Rather than patching the existing flow, we rebuilt the KYC sequence from scratch to absorb new requirements cleanly, including country of residence gating and US domicile verification.
Mapping User Flow
New users complete onboarding in a single linear path: account creation, KYC verification, and first deposit. Each stage is broken into small bites so the information load is manageable at every step. Returning users go directly to their dashboard to fund, redeem, or manage their account.
End-to-End User Flow DiagramFinal Product
The web app mirrors familiar patterns from conventional banking while making clear how PennyWorks differs. Familiarity lowers the learning curve, and the distinction builds confidence in what the product actually offers.
I designed the app using mobile-first approach to maintain clarity across every screen size.
Account Dashboard
Sign in / Sign up
Onboarding
Add Funds
Redeem Funds, Transactions, and Settings
Extended Products
Admin Panel
Admin Panel was built alongside the web app to give the founding team visibility into KYC review status, transaction activity, and account management. It was designed for a non-technical internal team of four.
Marketing Website
Impact
At the forefront of regulatory changes, PennyWorks provided a frictionless app where alpha users could fully onboard under 10 minutes with first deposit funded.
Reflection
The product worked. The onboarding was frictionless, the brand was coherent, and the design held up through a full regulatory pivot. But a well-designed product still depends on the conditions around it.

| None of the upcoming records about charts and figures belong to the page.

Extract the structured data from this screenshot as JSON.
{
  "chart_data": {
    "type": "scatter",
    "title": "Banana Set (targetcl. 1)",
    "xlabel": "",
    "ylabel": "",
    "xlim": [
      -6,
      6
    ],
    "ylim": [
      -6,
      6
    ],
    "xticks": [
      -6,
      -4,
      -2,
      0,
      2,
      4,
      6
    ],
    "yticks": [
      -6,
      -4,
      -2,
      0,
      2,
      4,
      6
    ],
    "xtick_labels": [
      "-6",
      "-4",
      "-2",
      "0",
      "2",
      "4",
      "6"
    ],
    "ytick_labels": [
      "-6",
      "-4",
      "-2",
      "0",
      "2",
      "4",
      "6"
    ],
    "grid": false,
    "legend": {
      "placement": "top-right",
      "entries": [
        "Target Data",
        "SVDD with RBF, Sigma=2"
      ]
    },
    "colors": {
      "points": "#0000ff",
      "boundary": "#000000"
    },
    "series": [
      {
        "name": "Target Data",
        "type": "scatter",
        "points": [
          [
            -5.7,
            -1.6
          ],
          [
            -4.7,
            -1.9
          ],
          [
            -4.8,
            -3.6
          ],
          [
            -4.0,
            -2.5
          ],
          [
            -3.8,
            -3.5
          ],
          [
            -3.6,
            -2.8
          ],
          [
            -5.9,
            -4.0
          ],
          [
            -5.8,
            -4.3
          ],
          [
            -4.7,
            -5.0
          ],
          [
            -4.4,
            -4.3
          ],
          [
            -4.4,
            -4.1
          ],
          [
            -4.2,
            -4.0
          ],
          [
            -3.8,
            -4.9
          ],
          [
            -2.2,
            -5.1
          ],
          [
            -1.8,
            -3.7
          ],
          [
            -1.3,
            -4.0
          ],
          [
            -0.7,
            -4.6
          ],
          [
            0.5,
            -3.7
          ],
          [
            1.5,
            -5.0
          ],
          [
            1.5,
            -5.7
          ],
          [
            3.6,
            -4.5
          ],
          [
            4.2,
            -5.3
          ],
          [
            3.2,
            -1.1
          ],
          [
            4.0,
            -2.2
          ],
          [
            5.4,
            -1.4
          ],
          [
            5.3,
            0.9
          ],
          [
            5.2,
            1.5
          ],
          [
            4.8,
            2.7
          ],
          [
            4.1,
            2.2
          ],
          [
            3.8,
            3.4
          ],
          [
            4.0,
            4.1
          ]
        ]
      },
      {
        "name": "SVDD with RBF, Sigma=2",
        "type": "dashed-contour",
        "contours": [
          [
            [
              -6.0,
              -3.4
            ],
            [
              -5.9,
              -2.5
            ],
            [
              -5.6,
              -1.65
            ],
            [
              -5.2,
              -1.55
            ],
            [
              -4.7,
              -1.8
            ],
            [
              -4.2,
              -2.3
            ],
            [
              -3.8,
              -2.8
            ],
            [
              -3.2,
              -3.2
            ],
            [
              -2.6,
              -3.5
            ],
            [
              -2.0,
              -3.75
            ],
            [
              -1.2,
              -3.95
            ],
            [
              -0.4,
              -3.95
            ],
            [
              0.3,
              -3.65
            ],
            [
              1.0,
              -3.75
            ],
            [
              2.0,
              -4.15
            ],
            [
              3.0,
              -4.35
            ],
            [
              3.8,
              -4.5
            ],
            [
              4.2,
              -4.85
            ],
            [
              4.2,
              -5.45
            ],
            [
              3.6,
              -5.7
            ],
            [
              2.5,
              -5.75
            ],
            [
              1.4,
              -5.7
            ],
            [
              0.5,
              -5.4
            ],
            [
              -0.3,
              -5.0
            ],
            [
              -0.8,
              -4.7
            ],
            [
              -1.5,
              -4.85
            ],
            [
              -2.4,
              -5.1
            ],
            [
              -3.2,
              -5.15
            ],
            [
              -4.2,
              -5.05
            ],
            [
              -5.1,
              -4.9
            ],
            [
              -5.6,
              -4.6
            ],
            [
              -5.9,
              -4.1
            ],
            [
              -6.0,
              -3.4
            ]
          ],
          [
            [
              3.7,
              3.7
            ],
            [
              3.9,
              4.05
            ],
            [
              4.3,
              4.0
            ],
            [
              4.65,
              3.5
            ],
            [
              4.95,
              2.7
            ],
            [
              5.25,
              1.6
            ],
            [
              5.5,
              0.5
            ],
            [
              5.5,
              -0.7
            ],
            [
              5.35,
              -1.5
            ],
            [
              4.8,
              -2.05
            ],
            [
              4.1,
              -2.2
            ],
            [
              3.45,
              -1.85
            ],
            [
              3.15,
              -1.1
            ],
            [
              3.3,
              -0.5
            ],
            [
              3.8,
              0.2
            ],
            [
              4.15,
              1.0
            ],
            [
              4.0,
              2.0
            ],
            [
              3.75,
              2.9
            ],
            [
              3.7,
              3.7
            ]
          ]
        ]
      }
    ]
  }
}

The release coincided with a period of intense regulatory scrutiny across the crypto industry. Without a cold-reach acquisition strategy, growth stalled after the initial handful of investors. Regulatory uncertainty did the rest.
In hindsight, the team needed a project manager earlier, a phased development plan, and a beta release before the product was fully polished. A functional product with no users isn't a finished product. This lesson shaped how I approached Hashnote: closer to the business, earlier in the process, and with more focus on what gets clients in the door.